More generally, this attraction/repulsion reaction towards extinction might in fact point to the way one can approach it: to make the unavoidable avoidable, one ought to think about it; in other words, it is necessary to extend one’s thoughts towards extinction in order to ward off extinction. Thought radiates at the core of extinction.
One might argue that it is lack of thinking, and more importantly lack of thinking otherness (i.e.non-human species), coupled with a sinister capitalistic greed, that brought about the Anthropocene: indeed, as early as the Industrial Era, man’s inherently constitutive role in the fashioning of the then-discovered geological record became evident. Extinction was thereby written into our modern concept of time. Even as the concept of anthropogenic agency emerged, mankind’s invention of modern science, and especially evolution, had a gory impact upon animals, violently translating them into species and media through brutal processes of killing, excoriating, eviscerating, etc. (Jesse Oak Taylor).
As humans, we need to be aware of our power to rewrite the earth with pollution, overfarming, deforestation etc.; but we should not forget that we are not only the infamous influencers of the earth, but also the readers of the earth: reading the geological strata, reading fossils, reading animal traces, and reading the consequences of climate change.
One might even aver that the next great extinction is a literary event:it can always only, and by definition, be imagined because if it were to happen actually, there would be no humans left to do the imagining.
This conference will attempt to open up new avenues to alter our ways of thinking about the earth and thinking about otherness in a more eco-responsible way: instead of wounding, the emphasis will be put on caring, on caring for the other, and with the other.

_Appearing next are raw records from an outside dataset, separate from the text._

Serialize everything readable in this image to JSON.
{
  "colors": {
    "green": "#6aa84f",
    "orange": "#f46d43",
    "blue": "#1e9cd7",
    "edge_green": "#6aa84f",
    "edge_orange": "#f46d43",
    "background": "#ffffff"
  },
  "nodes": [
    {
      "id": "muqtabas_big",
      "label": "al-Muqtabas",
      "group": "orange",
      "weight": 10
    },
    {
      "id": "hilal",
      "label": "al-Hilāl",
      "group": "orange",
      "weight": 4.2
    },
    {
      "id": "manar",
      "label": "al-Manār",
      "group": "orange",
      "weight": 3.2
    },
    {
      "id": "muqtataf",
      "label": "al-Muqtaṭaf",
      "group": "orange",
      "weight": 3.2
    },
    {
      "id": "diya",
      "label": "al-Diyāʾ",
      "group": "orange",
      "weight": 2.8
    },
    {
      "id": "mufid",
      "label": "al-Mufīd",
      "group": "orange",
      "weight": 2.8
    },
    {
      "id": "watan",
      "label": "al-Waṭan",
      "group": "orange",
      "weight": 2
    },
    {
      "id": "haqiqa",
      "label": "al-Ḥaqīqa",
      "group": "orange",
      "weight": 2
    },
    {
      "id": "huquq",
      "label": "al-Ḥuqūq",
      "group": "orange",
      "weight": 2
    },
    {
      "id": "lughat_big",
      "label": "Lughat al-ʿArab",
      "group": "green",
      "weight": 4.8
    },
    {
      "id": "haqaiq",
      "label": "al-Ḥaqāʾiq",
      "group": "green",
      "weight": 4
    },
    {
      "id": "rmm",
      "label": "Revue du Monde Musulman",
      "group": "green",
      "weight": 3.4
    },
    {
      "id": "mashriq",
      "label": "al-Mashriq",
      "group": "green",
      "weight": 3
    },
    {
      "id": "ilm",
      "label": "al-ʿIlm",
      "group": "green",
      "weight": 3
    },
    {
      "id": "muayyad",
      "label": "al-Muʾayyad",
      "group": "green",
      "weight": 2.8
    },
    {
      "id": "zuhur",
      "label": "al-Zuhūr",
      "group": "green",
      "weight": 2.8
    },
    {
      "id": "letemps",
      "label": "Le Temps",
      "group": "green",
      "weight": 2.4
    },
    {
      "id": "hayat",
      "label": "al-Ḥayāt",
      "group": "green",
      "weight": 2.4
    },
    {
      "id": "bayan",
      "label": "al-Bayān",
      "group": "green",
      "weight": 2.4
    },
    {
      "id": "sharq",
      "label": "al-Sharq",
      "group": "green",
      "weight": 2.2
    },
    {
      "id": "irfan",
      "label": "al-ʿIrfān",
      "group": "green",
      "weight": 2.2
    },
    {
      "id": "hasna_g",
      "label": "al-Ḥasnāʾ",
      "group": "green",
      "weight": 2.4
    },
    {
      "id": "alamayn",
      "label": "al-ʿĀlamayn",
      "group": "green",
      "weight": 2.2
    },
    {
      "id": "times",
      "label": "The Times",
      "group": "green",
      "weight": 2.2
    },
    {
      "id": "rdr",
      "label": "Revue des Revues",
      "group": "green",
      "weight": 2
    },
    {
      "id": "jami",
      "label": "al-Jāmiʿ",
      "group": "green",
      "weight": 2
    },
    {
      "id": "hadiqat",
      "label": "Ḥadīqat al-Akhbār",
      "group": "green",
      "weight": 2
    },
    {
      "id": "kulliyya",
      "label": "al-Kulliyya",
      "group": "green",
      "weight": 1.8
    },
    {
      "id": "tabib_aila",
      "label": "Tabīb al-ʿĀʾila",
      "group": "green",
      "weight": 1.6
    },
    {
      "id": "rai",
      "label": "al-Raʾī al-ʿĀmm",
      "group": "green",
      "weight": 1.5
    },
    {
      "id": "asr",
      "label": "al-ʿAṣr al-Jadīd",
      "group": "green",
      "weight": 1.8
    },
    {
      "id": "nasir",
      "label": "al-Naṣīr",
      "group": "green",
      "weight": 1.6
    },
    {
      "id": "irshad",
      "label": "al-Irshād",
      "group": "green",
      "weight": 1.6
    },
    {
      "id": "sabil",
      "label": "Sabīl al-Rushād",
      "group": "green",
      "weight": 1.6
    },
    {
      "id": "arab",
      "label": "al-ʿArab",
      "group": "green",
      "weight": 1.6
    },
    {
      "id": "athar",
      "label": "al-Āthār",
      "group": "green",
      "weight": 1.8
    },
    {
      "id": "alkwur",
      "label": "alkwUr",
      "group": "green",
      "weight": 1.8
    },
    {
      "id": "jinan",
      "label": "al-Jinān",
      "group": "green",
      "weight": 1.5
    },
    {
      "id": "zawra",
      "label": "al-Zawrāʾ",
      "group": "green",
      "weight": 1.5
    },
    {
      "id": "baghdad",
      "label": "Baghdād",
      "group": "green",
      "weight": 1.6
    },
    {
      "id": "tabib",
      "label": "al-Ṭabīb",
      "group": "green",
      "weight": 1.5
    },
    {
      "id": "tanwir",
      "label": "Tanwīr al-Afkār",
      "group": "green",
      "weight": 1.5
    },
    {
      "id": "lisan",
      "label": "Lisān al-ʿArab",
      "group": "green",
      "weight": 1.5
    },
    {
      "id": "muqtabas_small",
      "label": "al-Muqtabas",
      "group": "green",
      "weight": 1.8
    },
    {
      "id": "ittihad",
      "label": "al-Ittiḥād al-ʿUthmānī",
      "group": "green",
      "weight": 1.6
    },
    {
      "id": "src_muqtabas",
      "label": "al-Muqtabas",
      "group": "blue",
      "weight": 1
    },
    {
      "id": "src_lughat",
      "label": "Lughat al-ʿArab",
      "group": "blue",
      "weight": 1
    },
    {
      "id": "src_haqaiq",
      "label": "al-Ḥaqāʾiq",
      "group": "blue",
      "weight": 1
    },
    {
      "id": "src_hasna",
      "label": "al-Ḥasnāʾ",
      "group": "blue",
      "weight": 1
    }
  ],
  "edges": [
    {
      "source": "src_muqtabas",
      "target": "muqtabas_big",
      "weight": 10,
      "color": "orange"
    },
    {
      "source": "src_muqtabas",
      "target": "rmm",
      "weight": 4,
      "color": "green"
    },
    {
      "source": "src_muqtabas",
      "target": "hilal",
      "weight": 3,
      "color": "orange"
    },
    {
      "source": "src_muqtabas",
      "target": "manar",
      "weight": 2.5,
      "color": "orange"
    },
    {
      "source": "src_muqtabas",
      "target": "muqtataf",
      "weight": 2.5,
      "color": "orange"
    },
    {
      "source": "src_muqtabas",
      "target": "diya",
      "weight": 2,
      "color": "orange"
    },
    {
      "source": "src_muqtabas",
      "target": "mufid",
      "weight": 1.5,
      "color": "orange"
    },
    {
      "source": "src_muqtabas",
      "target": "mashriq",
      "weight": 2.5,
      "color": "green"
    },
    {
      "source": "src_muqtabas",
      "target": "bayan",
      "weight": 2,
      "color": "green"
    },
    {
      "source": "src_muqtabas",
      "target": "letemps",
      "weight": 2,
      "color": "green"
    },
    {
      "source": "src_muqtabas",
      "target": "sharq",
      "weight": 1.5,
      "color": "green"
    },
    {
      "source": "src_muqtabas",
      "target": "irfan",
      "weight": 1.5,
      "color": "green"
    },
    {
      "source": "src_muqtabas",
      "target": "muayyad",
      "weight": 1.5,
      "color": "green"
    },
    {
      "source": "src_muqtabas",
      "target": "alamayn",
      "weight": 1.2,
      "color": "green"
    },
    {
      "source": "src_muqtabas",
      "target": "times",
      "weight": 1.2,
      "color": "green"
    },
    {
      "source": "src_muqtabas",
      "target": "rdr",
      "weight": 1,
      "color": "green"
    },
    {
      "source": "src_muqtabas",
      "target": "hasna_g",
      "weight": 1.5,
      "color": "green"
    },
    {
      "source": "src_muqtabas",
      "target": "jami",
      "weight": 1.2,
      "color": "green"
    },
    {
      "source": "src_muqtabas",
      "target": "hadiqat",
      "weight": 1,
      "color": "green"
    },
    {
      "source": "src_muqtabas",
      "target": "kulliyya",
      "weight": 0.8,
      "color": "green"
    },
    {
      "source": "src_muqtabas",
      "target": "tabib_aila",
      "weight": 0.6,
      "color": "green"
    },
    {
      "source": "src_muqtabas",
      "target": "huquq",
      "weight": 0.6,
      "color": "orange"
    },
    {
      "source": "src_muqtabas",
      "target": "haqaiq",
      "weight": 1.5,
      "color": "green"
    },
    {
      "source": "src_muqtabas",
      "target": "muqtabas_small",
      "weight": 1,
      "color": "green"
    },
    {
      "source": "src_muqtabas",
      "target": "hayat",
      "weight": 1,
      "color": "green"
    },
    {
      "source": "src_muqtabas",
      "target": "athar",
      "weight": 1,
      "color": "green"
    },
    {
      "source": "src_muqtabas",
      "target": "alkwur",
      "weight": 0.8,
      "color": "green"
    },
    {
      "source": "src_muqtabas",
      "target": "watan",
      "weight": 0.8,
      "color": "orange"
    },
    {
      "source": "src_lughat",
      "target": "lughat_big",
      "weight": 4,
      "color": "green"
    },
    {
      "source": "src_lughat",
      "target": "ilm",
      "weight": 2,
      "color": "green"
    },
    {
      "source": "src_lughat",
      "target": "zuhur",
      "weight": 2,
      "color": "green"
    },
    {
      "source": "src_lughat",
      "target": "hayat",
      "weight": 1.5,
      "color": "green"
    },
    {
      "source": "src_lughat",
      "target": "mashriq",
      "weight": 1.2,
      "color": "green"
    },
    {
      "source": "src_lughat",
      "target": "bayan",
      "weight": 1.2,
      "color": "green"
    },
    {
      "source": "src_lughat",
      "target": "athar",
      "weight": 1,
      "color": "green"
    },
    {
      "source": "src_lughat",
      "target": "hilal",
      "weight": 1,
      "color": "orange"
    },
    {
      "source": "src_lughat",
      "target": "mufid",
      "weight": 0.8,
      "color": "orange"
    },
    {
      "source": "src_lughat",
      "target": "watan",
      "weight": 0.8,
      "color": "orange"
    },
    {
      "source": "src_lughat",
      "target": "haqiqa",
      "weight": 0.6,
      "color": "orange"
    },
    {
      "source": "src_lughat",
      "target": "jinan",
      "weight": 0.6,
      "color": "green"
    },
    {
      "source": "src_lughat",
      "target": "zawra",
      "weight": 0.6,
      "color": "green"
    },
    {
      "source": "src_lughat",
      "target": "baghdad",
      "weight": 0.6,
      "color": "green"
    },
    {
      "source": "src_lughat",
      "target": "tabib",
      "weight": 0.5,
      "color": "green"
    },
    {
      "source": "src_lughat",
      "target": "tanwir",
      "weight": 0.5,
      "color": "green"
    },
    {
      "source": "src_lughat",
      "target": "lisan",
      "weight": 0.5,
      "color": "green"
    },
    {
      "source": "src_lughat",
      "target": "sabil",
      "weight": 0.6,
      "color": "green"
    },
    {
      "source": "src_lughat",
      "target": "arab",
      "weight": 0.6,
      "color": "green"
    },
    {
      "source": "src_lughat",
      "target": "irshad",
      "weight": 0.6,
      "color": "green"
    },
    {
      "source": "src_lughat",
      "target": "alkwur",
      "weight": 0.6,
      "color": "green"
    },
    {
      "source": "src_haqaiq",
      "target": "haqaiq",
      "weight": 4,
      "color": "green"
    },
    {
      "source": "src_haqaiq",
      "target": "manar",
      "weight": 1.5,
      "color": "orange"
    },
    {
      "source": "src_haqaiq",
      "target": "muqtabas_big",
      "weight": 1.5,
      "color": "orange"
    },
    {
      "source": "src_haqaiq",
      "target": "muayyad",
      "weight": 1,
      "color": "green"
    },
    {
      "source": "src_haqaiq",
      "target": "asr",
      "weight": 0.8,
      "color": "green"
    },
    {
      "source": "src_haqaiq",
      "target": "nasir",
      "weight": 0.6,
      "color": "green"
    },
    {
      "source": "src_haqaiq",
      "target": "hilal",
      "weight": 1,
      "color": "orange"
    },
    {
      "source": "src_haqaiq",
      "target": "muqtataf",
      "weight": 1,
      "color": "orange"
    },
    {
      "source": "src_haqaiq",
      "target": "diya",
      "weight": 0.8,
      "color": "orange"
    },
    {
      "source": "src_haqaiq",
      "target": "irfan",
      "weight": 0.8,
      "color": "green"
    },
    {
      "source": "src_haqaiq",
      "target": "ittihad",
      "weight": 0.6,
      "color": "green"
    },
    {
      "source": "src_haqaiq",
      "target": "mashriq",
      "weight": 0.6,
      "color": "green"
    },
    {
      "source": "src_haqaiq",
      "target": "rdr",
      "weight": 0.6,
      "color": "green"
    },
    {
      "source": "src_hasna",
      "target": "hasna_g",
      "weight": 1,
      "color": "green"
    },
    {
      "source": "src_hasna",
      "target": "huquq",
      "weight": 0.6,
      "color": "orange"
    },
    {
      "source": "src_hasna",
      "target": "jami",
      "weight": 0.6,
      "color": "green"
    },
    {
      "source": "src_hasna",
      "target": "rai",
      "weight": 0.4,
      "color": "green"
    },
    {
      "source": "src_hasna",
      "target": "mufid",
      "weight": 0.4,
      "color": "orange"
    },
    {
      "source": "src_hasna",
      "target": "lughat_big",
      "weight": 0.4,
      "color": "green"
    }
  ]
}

Underlying this conference is the urgent need to undermine and decentre all anthropocentric views of human exceptionalism in order to reassess such notions as empathy and responsibility: how can one (take) care and be responsible for the earth? How can we implement an environmental ethics in order to stave off extinction? How does extinction force us to be responsible, not only for present-day non-human species but also to take responsibility and respond for dead species? How can literature make us more responsible readers and writers of the earth?
We welcome 20-minute papers that could include but are not limited to the following topics:
? thinking extinction, extinction as possibility of impossibility, or impossibility of possibility
? ambivalence of extinction
? records and traces of extinction
? sensationality of extinction
? extinction and cinema
? climate change and extinction
? extinction and repetition
? literature, responsibility, and extinction
? extinction and responsibility
Proposals of about 300 words together with a short biographical note (50 words) in Word or PDF format should be sent to firstname.lastname@example.org by February 1st, 2019. Files should be named and submitted in the following manner:
Submission.FirstNameLastName.docx (or .doc or .pdf)
 As Jesse Oak Taylor explains, “[i]n order for species to take shape, animals first had to become specimens. The “type” had to be abstracted from the individual life as that life was converted physically and violently into a sign (“Tennyson’s Elegy for the Anthropocene: Genre, Form, and Species Being.” Victorian Studies 58.2 : 224-233).